Location: Shreveport, LA
1,347 posts, read 1,024,906 times
Reputation: 680
I’m in education, now, and my concurrent education jobs (public school teacher, tutoring online through a company, tutoring in person as a sole proprietor) are much less bad than the retail, healthcare, and service jobs I had. Teaching still irritates me when the kids are just there because their parents want them there instead of wanting to study and improve of their own accord, but I usually get some positive feedback from the people paying me whether that be my principal or the parents of the children I help. The first dozen jobs I had, the only time I heard from my bosses was when they complained about something being “wrong” without them telling me what was wrong or how to do it better next time, or they were coming to fire me.
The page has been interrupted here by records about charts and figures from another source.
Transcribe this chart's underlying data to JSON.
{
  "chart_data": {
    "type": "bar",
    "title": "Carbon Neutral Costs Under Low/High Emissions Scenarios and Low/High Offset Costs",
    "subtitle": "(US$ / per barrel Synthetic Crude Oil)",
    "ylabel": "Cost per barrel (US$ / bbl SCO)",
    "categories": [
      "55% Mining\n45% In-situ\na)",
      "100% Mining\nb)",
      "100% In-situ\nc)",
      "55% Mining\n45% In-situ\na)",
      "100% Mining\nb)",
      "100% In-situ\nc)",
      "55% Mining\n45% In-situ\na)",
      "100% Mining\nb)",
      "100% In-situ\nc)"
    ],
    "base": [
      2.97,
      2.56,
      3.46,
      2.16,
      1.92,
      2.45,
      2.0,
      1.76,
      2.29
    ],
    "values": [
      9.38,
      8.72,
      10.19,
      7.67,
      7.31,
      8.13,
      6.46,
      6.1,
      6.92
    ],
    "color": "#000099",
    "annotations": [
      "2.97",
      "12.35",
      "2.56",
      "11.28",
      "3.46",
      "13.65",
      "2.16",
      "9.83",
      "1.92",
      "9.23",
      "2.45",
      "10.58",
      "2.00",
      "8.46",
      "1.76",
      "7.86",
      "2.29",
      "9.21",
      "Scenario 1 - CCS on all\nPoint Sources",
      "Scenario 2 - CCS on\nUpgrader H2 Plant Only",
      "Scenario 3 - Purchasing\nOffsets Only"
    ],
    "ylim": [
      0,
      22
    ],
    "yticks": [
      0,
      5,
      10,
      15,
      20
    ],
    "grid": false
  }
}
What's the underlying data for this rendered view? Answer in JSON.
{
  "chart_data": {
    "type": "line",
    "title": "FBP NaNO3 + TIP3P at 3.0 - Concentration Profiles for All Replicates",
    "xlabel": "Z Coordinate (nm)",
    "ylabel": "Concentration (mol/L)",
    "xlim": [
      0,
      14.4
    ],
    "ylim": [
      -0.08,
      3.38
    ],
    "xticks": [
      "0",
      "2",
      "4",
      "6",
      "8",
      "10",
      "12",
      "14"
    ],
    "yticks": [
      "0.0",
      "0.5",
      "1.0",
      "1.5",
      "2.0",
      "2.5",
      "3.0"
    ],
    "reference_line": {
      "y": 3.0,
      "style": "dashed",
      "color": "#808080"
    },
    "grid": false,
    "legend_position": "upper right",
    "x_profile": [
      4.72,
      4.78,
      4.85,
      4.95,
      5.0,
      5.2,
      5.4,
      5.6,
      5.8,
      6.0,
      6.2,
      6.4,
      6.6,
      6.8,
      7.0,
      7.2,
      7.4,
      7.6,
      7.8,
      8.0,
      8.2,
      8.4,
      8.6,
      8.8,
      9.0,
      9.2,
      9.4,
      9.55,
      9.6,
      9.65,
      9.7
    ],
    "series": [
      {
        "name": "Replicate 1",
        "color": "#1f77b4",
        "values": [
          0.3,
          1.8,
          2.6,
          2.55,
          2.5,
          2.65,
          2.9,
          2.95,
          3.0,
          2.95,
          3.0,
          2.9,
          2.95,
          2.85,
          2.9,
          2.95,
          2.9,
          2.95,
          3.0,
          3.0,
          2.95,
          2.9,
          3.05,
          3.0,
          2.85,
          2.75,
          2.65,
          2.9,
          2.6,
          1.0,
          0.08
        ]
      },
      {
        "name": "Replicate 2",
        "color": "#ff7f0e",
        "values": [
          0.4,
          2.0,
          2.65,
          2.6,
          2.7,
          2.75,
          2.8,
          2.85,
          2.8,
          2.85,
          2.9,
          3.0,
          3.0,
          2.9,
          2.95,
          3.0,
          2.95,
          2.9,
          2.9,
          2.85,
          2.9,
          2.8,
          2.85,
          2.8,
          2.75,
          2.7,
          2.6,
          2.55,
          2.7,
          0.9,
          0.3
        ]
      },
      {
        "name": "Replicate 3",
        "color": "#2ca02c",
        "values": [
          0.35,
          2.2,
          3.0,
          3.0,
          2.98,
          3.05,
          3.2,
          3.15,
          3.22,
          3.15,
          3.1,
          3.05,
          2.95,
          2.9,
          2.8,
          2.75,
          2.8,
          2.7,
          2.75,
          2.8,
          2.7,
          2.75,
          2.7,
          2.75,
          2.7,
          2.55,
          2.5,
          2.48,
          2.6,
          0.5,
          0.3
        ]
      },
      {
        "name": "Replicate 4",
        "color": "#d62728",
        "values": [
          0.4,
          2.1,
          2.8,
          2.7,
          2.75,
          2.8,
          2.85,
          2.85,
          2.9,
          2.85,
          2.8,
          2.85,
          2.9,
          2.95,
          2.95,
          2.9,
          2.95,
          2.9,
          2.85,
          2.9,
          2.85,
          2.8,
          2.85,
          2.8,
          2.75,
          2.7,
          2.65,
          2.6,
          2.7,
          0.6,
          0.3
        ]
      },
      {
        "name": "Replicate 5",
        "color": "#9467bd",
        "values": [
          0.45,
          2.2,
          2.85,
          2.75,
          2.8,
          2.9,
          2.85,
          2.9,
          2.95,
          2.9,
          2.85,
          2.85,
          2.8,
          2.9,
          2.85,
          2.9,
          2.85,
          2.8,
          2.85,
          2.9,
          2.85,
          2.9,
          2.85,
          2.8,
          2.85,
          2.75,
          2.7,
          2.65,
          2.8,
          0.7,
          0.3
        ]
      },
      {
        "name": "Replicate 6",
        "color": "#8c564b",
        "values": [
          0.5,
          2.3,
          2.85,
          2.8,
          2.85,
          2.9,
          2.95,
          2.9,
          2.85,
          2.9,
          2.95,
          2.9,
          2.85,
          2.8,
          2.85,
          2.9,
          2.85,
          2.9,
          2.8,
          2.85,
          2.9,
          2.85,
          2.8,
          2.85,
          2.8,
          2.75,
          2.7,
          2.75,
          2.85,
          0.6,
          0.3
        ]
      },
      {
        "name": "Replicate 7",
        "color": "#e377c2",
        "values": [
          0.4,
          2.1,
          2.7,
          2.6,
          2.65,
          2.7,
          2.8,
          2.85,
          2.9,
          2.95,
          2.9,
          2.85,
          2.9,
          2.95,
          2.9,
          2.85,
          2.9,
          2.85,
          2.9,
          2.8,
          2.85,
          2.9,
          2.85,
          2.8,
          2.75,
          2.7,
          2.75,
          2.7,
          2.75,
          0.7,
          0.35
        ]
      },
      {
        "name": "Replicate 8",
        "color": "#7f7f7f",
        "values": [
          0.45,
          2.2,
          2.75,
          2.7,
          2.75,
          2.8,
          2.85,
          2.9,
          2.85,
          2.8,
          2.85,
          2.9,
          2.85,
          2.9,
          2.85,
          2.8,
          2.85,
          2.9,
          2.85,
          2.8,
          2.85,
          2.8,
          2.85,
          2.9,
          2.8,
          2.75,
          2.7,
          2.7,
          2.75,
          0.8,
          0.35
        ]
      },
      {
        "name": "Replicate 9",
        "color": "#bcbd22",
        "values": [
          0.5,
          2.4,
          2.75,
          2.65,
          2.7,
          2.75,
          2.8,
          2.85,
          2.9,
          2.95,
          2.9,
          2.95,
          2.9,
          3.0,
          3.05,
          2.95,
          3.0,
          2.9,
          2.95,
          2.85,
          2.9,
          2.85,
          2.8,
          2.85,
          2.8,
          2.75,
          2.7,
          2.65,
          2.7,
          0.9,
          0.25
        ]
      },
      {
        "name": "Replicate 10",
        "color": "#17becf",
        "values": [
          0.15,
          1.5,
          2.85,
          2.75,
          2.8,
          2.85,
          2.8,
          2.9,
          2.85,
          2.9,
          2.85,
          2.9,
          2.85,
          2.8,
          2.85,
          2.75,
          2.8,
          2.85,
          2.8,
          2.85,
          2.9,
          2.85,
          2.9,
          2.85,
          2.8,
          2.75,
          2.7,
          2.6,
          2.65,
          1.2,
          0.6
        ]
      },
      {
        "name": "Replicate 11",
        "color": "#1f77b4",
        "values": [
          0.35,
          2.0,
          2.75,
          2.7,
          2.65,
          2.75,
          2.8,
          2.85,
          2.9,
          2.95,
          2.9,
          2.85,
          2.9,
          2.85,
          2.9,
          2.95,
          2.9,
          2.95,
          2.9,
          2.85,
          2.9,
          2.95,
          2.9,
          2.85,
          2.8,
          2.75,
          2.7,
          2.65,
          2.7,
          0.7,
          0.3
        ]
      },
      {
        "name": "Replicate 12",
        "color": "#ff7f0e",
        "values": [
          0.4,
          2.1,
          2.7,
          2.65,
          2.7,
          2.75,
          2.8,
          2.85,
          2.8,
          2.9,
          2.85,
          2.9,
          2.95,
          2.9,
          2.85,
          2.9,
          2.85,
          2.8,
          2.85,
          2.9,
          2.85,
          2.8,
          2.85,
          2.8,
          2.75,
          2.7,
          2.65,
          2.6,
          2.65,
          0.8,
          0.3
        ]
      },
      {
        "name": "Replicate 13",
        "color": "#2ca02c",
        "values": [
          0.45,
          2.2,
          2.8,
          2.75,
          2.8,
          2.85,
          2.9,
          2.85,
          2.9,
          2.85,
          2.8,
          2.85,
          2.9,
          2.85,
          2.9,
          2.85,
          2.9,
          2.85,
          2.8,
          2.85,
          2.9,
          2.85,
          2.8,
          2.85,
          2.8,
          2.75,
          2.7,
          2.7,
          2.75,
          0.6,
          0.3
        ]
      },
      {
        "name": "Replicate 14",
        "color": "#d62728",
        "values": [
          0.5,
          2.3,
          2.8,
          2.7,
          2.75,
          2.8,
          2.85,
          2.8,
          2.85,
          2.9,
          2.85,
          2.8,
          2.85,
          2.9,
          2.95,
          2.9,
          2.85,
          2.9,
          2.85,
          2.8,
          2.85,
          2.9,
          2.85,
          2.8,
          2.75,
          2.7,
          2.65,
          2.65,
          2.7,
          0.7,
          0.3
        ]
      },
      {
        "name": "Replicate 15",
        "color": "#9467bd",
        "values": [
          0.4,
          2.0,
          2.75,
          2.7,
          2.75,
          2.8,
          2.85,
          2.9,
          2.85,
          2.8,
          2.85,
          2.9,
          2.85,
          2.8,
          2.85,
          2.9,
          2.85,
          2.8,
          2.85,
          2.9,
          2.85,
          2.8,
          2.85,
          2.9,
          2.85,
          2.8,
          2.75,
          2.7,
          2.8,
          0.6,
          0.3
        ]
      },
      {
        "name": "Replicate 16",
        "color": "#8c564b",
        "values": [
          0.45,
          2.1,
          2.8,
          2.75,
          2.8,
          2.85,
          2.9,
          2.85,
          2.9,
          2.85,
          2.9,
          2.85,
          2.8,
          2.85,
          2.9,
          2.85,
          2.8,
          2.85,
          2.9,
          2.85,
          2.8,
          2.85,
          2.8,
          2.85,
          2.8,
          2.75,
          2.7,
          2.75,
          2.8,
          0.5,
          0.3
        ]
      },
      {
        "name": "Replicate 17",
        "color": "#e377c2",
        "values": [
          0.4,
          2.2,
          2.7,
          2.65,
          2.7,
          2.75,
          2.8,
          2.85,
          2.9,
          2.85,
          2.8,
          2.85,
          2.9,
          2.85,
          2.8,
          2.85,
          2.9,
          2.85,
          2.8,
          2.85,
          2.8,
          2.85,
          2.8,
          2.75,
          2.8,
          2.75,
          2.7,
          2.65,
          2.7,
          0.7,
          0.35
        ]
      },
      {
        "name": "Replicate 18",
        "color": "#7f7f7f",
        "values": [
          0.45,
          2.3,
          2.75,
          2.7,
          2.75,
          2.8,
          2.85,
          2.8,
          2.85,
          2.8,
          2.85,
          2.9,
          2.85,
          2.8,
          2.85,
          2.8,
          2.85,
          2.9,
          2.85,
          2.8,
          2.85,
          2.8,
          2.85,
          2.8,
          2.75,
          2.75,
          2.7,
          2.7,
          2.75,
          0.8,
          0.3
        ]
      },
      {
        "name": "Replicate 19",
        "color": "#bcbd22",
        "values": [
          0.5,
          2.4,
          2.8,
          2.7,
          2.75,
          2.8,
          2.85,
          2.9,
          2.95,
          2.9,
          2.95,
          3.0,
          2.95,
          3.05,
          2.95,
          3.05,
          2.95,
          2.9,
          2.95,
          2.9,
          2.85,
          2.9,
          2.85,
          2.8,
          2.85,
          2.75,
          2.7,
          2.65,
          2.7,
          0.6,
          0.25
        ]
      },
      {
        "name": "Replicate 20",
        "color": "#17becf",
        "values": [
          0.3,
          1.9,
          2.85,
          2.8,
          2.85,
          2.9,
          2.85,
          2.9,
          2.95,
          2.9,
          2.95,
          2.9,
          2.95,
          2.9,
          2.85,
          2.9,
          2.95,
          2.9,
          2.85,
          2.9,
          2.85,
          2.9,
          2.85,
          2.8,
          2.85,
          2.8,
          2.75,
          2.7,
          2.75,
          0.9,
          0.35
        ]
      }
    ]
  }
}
The work I do now is not only better paid, but my dislike of the work is much milder since I don’t feel harassed and micromanaged every day. I’m considering advancing along the education career track by getting a masters degree then a PhD to teach something well-paid and in demand at the college level. College kids are more mature than high schoolers, and depending on what I get my masters in, I could make enough to only need that one job and could use the time off and money from that job to find something engaging outside of work.

I’m good a math, so I’m thinking of doing a Masters of Accountancy, but only if I save up enough to take a sabbatical from my current jobs. Still trying to decide if and when to take the leap to grad school.

Even if I had the best job in the world and was very well paid, though, early retirement would still be on my radar.